StepPO: Step-Aligned Policy Optimization for Agentic Reinforcement Learning
For researchers working on agentic RL for LLMs, this paper introduces a step-level paradigm to address challenges like delayed rewards and long contexts, though it is an incremental proposal with only preliminary results.
The paper proposes StepPO, a step-level Markov Decision Process (MDP) formulation for agentic reinforcement learning, arguing that steps rather than tokens should be the action representation for LLM agents. Preliminary experiments provide initial evidence for the effectiveness of this perspective.

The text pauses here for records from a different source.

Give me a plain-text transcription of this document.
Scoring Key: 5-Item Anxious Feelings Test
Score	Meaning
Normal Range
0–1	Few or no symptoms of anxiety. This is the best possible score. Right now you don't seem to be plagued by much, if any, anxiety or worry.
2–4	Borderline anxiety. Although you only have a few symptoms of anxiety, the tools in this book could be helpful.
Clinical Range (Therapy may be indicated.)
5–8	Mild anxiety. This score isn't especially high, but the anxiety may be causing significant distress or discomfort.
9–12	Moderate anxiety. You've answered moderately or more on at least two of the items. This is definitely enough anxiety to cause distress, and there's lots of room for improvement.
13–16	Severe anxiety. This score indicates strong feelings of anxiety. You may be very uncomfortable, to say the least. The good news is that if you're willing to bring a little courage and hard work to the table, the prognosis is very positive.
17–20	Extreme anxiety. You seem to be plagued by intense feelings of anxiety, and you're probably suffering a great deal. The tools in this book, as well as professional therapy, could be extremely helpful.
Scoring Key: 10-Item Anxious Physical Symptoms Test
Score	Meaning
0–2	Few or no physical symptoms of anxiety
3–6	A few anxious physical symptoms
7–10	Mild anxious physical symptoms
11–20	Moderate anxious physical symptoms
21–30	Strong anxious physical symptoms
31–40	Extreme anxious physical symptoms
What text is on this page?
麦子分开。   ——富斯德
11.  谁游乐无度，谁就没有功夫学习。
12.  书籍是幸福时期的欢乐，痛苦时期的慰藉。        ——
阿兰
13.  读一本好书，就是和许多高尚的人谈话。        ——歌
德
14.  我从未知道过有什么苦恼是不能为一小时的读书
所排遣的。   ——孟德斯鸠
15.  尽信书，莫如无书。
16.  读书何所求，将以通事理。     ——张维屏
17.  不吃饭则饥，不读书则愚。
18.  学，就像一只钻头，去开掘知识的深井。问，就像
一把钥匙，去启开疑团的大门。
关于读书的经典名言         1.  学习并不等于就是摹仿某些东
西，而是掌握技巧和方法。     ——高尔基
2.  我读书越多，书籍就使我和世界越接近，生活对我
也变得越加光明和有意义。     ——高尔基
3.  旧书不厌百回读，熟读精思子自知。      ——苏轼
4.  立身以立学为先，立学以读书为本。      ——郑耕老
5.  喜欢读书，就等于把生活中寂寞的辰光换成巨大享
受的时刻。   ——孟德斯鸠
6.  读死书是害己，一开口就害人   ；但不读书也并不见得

General agents have given rise to phenomenal applications such as OpenClaw and Claude Code. As these agent systems (a.k.a. Harnesses) strive for bolder goals, they demand increasingly stronger agentic capabilities from foundation Large Language Models (LLMs). Agentic Reinforcement Learning (RL) is emerging as a central post-training paradigm for empowering LLMs with these capabilities and is playing an increasingly pivotal role in agent training. Unlike single-turn token-level alignment or reasoning enhancement, as in RLHF and RLVR, Agentic RL targets multi-turn interactive settings, where the goal is to optimize core agentic capabilities such as decision making and tool use while addressing new challenges including delayed and sparse rewards, as well as long and variable context. As a result, the token-centric modeling and optimization paradigm inherited from traditional LLM RL is becoming increasingly inadequate for capturing real LLM agent behavior. In this paper, we present StepPO as a position on step-level Agentic RL. We argue that the conventional token-level Markov Decision Process (MDP) should be advanced to a step-level MDP formulation, and that the step, rather than the token, should be regarded as the proper action representation for LLM agents. We then propose step-level credit assignment as the natural optimization counterpart of this formulation, thereby aligning policy optimization and reward propagation with the granularity of agent decisions. Finally, we discuss the key systems designs required to realize step-level Agentic RL in practice and preliminary experiments provide initial evidence for the effectiveness of this perspective. We hope that the step-aligned, step-level paradigm embodied in StepPO offers the Agentic RL community a useful lens for understanding agent behavior and helps advance LLMs toward stronger general-agent capabilities.